In a competitive market for highly skilled IT workers, what can organizations do to retain top talent? Is throwing more money at them the solution? What if they are already well compensated?
When 2,600 Linux IT pros were recently asked by the Linux Foundation and technology recruiter Dice what they considered the top three incentives for staying in their current jobs, their answers were: more money (74 percent), better work/life balance (61 percent) and a flexible work schedule or telecommuting (47 percent). Also highly cited, opportunities for professional development, especially if they resulted in advancement. [You can see the full survey results in the 2013 Linux Jobs Report.]
To find out whether it was just money and flexibility that IT workers were looking for, or something else, CIO.com queried dozens of IT recruiters and executives. Here are their top eight suggestions for how to keep IT talent happy -- and staying put.
1. Include them in decisions. "Good engineers are almost always opinionated," explains Eddie Cole, vice president, Engineering, Scribe Software, a CRM integrator. "They [want] to be listened to [and place a] high value on being allowed to make some calls," he adds.

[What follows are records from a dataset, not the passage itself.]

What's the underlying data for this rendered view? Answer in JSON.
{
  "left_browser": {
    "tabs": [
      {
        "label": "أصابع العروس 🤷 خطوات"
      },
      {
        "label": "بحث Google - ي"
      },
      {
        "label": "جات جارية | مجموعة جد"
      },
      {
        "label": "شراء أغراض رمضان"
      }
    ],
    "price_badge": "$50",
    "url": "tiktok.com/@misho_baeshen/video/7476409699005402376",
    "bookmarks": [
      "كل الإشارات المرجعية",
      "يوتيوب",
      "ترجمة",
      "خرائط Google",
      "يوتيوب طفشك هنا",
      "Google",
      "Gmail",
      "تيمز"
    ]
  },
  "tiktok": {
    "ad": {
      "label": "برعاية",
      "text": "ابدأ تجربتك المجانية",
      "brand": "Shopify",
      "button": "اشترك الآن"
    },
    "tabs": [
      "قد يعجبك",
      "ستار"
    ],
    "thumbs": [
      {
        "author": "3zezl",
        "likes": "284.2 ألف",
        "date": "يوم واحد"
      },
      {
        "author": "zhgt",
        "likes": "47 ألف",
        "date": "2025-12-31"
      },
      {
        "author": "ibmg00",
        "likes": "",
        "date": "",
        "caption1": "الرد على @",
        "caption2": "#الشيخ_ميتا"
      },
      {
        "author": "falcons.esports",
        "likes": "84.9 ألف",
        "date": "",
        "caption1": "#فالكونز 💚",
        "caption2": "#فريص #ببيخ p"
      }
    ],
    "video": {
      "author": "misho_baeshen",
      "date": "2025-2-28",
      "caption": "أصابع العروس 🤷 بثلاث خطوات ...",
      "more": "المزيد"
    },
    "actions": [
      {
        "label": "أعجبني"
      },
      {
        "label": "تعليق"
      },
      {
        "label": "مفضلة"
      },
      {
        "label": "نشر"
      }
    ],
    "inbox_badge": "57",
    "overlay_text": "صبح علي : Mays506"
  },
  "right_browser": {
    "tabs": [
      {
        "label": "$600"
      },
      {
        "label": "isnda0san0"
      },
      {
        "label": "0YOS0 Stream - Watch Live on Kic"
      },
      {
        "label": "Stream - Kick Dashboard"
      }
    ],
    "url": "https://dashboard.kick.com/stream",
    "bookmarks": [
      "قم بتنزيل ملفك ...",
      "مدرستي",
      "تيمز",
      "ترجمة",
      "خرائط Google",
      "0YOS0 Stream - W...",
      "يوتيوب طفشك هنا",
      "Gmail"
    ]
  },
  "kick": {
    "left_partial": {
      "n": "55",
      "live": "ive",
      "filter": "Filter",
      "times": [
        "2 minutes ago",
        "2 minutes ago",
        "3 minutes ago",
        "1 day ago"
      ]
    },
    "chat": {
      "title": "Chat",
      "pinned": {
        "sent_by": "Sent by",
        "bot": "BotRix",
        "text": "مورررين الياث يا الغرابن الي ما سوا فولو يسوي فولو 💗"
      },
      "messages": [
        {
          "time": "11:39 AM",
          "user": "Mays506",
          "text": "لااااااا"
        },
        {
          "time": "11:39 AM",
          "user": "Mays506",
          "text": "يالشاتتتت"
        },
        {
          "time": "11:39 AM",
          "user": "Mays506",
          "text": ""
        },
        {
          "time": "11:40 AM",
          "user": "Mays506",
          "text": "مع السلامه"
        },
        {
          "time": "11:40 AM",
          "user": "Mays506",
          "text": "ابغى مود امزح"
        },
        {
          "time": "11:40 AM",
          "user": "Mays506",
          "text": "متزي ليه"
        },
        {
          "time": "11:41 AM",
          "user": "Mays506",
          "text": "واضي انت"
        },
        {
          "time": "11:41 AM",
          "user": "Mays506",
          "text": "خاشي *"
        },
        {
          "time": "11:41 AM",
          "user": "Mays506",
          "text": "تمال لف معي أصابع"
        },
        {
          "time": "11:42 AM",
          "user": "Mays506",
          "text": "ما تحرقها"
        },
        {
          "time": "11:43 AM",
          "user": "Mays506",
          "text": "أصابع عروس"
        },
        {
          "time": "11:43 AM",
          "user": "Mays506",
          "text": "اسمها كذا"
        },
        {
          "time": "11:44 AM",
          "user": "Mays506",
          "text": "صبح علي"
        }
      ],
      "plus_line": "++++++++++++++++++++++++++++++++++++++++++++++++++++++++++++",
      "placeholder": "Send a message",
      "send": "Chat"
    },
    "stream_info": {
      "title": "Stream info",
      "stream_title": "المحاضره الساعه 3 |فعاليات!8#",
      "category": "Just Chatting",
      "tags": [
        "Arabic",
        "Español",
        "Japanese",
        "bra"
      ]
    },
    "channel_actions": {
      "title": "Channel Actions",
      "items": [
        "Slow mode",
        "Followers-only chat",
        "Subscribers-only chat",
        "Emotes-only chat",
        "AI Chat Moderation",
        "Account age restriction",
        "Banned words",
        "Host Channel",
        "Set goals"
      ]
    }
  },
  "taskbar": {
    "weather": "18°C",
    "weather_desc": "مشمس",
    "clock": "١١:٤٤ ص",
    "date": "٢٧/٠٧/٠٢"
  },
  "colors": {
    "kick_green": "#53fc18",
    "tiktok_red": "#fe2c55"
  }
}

Therefore, to keep them happy, "top talent needs to be provided a platform to contribute towards solutions," says Chandika Mendis, senior vice president, Technology at Virtusa, a global IT services company.

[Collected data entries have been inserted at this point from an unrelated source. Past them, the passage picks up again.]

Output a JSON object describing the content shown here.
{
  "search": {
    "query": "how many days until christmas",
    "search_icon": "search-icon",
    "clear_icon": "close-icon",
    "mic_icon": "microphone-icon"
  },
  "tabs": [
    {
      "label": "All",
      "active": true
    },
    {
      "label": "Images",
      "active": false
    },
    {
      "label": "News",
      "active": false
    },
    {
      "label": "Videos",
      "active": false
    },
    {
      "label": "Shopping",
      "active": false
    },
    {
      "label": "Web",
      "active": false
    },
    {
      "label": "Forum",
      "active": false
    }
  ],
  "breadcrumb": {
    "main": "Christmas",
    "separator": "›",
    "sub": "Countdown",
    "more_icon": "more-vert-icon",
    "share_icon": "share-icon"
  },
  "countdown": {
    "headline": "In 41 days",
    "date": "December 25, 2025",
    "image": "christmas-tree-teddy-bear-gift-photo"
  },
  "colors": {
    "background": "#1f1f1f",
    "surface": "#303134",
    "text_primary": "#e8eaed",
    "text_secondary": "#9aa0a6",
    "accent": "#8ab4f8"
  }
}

2. Don't micromanage. "Excellent developers know how to create the best solution to a problem," explains Simon Tan, the CTO of Ritani, a high-end jewelry brand. Tell your team the desired result -- or the challenge you need resolved -- and let them come up with the solution, instead of telling them how the problem should be handled. This allows them to "feel like [they are] in charge of their own path forward," he says. And "when developers feel empowered to create the path, their satisfaction increases significantly."
3. Offer flexible work hours. "Offering flexible work hours is a key reason why we [and many other companies] have been able to hire and retain top IT talent in an increasingly competitive market," says Cary DeShon, director of Recruiting, Axis Technical Group, an IT solutions advisor.

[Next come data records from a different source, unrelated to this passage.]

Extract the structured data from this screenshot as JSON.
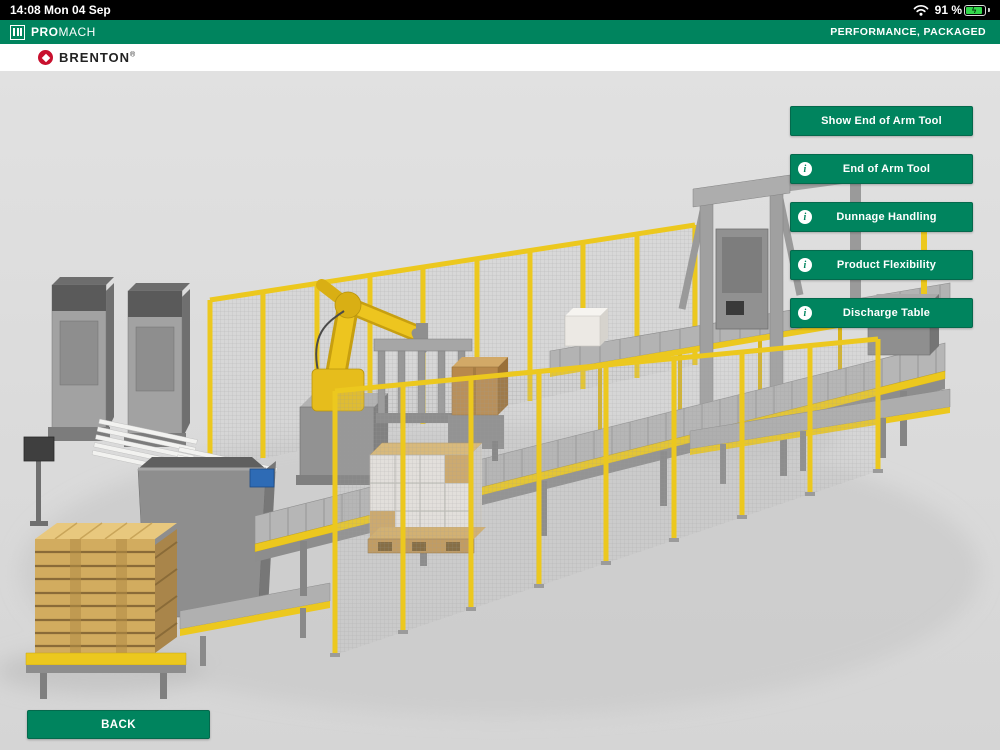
{
  "colors": {
    "accent_green": "#00845E",
    "accent_green_dark": "#04694C",
    "brenton_red": "#C8102E",
    "floor_gray": "#DCDCDC",
    "fence_yellow": "#ECC81E",
    "robot_yellow": "#EDC51F"
  },
  "status_bar": {
    "time": "14:08 Mon 04 Sep",
    "battery_percent": "91 %"
  },
  "header": {
    "brand_pro": "PRO",
    "brand_mach": "MACH",
    "tagline": "PERFORMANCE, PACKAGED"
  },
  "subheader": {
    "brand": "BRENTON",
    "trademark": "®"
  },
  "sidebar_buttons": [
    {
      "label": "Show End of Arm Tool",
      "has_info": false
    },
    {
      "label": "End of Arm Tool",
      "has_info": true
    },
    {
      "label": "Dunnage Handling",
      "has_info": true
    },
    {
      "label": "Product Flexibility",
      "has_info": true
    },
    {
      "label": "Discharge Table",
      "has_info": true
    }
  ],
  "back_button": {
    "label": "BACK"
  },
  "info_icon_glyph": "i"
}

"Some of our U.S.-based project managers collaborate with offshore and near-shore teams that require them to work outside a typical nine-to-five schedule.
Other colleagues need flexible hours so that they can effectively balance work and family commitments," DeShon says. "Offering this benefit pays off in having happier, more productive team members."
4. Invest in training. "Provide [IT staff] with the tools and training to stay at the forefront of technological trends," advises Joe Muldowney, recruitment development manager at IT staffing agency Modis. "Employees within the IT industry generally have a passion for technology and look for positions which afford them the best opportunities to learn and gain exposure to the hottest offerings on the market," he says. "A common complaint of unsatisfied IT talent, regardless of skill set or discipline, is that their company does not see the value of investing in IT."